At Walt Disney Imagineering (WDI), Alice Estes Davis was the original “designing woman.” Married to Disney Legend Marc Davis, she enjoyed a fashionable Disney career of her own, designing and dressing animated figures for such beloved Disneyland attractions as it’s a small world and Pirates of the Caribbean. As Alice recalled with a gleam in her eye, “I went from sweet little children to dirty old men over night.”
Born in Escalon, California, in 1929, she received a scholarship to attend Chouinard Art Institute, the renowned training ground for Disney artists, from the Long Beach Art Association in 1947. There, she met future husband, Marc, who served as an instructor at Chouinard for more than 17 years.

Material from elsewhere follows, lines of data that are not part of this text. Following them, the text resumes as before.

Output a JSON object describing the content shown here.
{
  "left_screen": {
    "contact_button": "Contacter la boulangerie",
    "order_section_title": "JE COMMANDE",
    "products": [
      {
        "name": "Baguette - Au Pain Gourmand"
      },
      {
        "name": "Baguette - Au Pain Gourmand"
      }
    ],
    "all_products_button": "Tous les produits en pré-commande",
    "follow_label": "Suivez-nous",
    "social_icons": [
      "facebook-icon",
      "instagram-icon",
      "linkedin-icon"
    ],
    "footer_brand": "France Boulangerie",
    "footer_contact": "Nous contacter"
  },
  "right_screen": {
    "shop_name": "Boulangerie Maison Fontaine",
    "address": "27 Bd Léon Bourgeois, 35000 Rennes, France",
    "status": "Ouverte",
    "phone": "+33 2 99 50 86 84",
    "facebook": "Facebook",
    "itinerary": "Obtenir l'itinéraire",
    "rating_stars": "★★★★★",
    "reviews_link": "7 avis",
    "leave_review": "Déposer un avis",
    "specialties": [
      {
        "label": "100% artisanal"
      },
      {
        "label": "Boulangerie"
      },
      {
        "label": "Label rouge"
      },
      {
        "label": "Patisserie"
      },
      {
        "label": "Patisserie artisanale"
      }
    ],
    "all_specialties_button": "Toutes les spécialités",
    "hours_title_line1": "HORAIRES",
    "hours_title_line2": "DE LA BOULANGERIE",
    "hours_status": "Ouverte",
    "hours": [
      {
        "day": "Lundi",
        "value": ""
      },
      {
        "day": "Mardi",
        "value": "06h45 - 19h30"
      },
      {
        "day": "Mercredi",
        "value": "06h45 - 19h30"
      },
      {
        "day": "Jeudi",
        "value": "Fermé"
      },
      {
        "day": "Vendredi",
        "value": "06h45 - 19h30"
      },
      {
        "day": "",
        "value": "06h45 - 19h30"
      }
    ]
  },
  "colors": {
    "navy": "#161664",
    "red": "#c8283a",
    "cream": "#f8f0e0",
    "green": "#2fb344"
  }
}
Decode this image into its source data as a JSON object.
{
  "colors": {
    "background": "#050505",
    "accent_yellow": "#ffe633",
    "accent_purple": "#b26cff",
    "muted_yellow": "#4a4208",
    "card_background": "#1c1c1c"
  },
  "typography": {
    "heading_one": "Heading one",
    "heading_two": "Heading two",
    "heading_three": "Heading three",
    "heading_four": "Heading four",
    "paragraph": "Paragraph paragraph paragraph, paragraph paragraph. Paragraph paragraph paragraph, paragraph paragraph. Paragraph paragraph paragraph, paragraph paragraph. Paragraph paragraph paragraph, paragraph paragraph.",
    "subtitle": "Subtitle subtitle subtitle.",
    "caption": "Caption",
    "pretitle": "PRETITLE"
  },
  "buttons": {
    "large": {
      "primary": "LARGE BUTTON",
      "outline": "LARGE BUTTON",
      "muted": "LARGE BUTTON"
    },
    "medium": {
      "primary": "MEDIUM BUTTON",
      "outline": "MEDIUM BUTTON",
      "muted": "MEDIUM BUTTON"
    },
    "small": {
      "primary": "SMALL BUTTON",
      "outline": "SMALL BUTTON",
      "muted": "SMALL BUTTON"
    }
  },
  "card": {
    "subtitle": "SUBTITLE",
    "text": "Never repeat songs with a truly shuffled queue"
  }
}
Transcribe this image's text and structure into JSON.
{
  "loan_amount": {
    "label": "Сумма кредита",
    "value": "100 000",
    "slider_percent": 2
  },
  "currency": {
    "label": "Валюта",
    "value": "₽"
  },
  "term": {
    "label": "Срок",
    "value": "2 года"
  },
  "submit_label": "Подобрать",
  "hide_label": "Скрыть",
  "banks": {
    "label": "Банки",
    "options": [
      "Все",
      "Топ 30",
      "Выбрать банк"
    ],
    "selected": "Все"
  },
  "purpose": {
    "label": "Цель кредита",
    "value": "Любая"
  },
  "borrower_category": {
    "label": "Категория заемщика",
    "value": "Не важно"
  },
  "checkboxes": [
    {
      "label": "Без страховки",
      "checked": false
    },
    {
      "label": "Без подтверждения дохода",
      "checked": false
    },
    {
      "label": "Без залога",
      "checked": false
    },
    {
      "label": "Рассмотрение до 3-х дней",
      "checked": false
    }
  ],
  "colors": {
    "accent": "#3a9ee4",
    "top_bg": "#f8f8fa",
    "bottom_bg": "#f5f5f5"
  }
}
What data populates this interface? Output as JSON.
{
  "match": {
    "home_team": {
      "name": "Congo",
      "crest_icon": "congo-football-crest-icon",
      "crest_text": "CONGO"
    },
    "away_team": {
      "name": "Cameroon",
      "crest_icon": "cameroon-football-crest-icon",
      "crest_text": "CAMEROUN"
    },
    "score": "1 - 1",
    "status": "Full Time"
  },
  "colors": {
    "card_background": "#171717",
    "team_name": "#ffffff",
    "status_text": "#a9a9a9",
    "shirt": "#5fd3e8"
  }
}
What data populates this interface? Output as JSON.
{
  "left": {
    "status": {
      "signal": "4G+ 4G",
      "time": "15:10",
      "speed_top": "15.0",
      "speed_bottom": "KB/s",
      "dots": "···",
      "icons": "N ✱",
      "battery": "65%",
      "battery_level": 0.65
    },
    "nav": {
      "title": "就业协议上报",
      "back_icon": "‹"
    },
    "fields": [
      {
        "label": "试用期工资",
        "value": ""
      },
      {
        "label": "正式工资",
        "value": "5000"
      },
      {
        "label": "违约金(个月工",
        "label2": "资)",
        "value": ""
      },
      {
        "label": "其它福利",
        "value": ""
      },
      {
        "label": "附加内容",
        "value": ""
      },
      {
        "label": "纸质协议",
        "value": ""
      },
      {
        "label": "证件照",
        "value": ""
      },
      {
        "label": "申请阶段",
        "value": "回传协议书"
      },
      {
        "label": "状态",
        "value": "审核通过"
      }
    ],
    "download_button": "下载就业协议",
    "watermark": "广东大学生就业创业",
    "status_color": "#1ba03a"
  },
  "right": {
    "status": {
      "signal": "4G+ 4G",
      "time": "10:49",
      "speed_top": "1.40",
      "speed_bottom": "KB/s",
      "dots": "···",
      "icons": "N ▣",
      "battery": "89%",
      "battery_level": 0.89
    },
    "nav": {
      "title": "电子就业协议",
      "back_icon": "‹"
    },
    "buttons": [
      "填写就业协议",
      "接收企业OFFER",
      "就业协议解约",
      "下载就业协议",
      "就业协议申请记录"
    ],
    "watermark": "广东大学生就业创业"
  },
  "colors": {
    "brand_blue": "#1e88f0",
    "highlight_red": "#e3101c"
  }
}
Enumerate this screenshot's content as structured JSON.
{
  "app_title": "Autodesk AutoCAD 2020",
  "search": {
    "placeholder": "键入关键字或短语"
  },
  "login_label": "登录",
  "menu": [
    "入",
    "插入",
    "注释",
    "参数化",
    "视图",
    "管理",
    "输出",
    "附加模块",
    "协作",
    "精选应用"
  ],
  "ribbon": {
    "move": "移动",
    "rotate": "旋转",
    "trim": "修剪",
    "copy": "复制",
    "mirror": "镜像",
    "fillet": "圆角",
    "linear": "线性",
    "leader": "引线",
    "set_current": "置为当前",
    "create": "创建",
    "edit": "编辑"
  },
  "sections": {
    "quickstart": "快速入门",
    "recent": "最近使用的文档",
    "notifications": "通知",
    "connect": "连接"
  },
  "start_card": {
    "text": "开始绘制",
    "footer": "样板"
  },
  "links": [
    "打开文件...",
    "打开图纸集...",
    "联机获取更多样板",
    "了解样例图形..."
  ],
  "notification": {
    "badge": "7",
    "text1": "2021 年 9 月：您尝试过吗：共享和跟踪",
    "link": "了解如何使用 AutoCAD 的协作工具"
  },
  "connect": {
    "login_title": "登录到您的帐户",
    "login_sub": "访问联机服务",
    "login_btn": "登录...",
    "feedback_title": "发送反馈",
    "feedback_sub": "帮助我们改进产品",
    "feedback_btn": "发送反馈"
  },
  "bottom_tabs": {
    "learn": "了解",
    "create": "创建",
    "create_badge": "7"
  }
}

Alice launched her career designing women’s lingerie and undergarments for the Beverly Vogue & Lingerie House in Los Angeles and was quickly promoted to head designer. As her career progressed, she designed two lines of fashion lingerie and earned a reputation as an expert pattern maker and authority on uses of fabrics.
One day, she received a call from her former art instructor and future husband, Marc. He needed a costume designed and created for Helene Stanley to wear for some live-action reference footage being filmed to inspire his animation of the lead character Briar Rose in Sleeping Beauty.
Alice recalled, “Marc wanted to see how the skirt worked in live dance steps, and that was my first job at Disney.” That job led Alice to design costumes for Disney’s live-action motion picture Toby Tyler.
In 1963, Walt Disney recruited Alice to contribute her skill to the attraction it’s a small world for the 1964-65 New York World’s Fair. Collaborating with art designer and Disney Legend Mary Blair, Alice researched, designed, and supervised the creation of more than 150 highly detailed costumes for the Audio-Animatronics® children of the world.
During this time, Alice also formulated costuming procedures, set up a manufacturing base, and developed quality control refurbishing techniques, which established the standards for three-dimensional characters in rides and shows created by WDI.
In 1965, she translated the pirates’ attire from Marc’s original drawings of the shiver-me-timbers cast and crew into clothing designs and patterns for all of the costumes featured in Pirates of the Caribbean. Two years later, when the attraction opened at Disneyland, guests were dazzled by the animated figures and their colorful, textured pirate-wear. Later, Alice contributed to General Electric’s Carousel of Progress and the Flight to the Moon attractions.
Married in June 1956, Alice and Marc enjoyed a Disney fairy-tale-romance-come-true for 44 years until Marc’s death in 2000. Alice has continued to consult for the Company, and remains a frequent face at Disneyland events. She was honored with a window on Main Street, U.S.A. at Disneyland—next to her husband’s window—on May 10, 2012.